Kirsty, who is currently single, continued:

“It really knocked my confidence, and I needed constant reassurance from everyone in my life, which isn't healthy.:
“It's affected my romantic relationships and dating life in particular."

Kirsty with psoriasis on her armPA REAL LIFE COLLECT

“I try not to stay at people's houses because I'm so paranoid about bleeding on the sheets," Kirsty continued.

“When I take my clothes off it's like it's been snowing because of all the dead skin. I get embarrassed and feel guilty."
“Because it is also on a private part of my body, again I need that reassurance."

Kirsty with psoriasis on her legPA REAL LIFE COLLECT

Kirsty continued:

“I've been single for a few months and I feel like if I met someone, I would have to tell them what I have and let them know I understand if they don't want to stay. Although having said that, I've never met anyone who was bothered by it."

Thankfully though, there is a light at the end of the tunnel for Kirsty, who said she is feeling in a much stronger place mentally, compared to two years ago.

For the past six months, she has been having fortnightly injections of Amgevita, a biological medicine used to reduce inflammation by acting on the immune system.

Happily, it appears to be treating both her arthritis, and improving her skin.

Kirsty said:

“I got to wear a dress for the first time in 10 years this summer. I felt like a princess because I usually go out in a tracksuit or jeans."
“I could shave my legs without them bleeding. That was one of the happiest days of my life."

Kirsty with psoriasis on her facePA REAL LIFE COLLECT

“People were telling me that I looked well and had a healthy glow. It's amazing because nobody had said that to me before." Kirsty said.

“It is now manageable so, I feel really excited about the future and what I might achieve."
“After the injection I will feel knocked out for a couple of days but then after that I will feel like a ballerina or that I can run a marathon."

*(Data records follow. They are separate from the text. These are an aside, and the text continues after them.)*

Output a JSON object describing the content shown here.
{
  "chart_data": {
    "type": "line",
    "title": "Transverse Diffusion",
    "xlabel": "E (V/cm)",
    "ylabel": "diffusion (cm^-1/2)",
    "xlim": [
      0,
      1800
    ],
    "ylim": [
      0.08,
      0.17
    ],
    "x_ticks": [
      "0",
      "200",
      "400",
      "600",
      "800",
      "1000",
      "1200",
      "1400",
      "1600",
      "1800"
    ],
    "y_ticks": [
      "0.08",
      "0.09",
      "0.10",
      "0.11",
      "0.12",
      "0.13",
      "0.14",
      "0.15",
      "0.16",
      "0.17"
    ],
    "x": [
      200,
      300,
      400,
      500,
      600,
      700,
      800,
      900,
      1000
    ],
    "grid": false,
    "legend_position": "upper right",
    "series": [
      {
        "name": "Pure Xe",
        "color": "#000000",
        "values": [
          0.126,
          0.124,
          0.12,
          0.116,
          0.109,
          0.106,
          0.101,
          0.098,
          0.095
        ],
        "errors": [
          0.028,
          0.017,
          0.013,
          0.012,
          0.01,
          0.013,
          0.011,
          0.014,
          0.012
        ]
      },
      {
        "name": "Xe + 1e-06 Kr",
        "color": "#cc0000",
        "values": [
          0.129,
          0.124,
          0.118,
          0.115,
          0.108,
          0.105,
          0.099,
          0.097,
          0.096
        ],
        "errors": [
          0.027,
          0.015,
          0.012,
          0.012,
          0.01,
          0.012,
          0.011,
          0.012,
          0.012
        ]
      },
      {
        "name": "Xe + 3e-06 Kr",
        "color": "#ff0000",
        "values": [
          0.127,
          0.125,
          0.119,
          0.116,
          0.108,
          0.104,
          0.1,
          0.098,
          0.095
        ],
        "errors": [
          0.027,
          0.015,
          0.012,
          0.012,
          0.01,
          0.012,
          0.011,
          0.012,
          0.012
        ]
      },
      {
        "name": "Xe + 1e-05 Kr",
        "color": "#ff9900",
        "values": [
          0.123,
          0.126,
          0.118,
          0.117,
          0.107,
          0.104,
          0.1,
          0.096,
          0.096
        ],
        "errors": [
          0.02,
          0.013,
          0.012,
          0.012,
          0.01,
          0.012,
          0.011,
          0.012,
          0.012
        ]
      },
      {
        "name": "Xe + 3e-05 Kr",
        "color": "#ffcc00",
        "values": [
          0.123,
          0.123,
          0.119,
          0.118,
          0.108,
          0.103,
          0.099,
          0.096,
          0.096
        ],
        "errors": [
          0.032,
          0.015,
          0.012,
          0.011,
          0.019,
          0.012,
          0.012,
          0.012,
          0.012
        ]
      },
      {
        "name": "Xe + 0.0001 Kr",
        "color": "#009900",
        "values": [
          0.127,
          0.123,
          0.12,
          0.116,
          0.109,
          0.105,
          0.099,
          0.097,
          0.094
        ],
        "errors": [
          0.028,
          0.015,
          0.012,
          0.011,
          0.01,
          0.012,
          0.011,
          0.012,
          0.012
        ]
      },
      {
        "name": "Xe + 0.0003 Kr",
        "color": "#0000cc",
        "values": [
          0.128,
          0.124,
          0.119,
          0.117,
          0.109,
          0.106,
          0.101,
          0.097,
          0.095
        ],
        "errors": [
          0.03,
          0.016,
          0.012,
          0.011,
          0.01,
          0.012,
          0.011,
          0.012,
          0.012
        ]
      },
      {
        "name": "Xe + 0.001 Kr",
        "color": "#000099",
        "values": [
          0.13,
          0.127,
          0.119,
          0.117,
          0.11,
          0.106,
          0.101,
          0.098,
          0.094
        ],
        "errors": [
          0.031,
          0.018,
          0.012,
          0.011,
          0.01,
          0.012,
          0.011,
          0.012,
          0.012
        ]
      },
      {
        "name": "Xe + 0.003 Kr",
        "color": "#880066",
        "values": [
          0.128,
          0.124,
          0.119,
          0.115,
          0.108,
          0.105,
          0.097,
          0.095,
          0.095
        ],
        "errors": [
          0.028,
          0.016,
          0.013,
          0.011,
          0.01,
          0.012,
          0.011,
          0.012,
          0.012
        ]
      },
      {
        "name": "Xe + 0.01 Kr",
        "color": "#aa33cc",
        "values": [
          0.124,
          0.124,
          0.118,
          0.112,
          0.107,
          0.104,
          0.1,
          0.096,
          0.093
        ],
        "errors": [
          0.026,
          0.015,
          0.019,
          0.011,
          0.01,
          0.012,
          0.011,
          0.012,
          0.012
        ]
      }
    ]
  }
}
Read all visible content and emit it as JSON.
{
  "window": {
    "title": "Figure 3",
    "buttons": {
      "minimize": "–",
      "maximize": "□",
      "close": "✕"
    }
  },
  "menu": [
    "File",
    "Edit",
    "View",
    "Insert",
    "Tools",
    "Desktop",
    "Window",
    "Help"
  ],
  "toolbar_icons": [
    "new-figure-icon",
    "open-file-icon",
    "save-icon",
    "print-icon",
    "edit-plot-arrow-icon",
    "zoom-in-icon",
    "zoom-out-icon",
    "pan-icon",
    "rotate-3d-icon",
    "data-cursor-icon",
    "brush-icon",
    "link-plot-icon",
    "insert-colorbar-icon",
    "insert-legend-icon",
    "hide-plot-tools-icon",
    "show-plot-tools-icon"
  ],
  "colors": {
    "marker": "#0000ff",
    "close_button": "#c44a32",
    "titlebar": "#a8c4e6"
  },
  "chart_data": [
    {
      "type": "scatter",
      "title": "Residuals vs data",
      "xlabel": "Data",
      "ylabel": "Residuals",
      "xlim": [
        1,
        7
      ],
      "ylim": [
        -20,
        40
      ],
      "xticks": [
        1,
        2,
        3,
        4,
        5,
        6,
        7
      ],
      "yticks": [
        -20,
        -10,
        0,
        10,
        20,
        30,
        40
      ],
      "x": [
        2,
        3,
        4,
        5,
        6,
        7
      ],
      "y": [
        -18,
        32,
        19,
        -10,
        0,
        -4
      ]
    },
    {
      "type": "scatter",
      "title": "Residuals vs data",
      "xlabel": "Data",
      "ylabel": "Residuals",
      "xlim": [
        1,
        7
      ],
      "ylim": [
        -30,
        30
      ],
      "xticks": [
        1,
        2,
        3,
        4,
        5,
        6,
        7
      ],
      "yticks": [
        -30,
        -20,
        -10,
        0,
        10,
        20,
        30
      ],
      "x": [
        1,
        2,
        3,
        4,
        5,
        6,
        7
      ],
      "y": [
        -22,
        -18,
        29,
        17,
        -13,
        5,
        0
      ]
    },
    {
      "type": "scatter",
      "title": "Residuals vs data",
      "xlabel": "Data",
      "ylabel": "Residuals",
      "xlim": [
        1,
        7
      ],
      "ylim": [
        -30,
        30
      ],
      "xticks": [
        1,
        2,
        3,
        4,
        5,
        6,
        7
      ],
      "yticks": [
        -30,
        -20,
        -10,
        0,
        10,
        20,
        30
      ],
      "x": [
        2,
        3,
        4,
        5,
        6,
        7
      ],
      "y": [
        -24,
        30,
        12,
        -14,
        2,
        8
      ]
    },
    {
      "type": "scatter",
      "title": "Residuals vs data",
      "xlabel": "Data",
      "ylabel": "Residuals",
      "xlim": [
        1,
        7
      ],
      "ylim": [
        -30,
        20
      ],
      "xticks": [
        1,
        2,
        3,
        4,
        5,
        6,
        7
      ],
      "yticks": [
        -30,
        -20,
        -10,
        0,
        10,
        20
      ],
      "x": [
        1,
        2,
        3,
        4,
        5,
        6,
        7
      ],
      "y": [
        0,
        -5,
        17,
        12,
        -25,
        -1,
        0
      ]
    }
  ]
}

Kirsty with psoriasis on her armPA REAL LIFE COLLECT

Kirsty has also started sharing videos and pictures on Instagram – finding a community of psoriasis survivors who turn to her for advice.

She added:

“I would put up little videos of me doing make up, and people would ask me to tell them about myself."
“I thought I had not seen much about arthritis in younger people, or psoriasis so I wanted to share my experience and how I cope."

Kirsty with psoriasis on her arm and facePA REAL LIFE COLLECT

Kirsty explained:

“It really opened my eyes. Lots of people messaged me saying they had the same, and that seeing me share my experience had given them more confidence."
“I share with my followers if I'm having a bad day or struggling with my mental health. I'm never fake."
“If I'm feeling really low, I imagine myself in the tunnel and I keep going to the light."

Kirsty with psoriasis on her armPA REAL LIFE COLLECT

“Things will be thrown at you along the way – but you keep fighting and you will get there eventually," she added.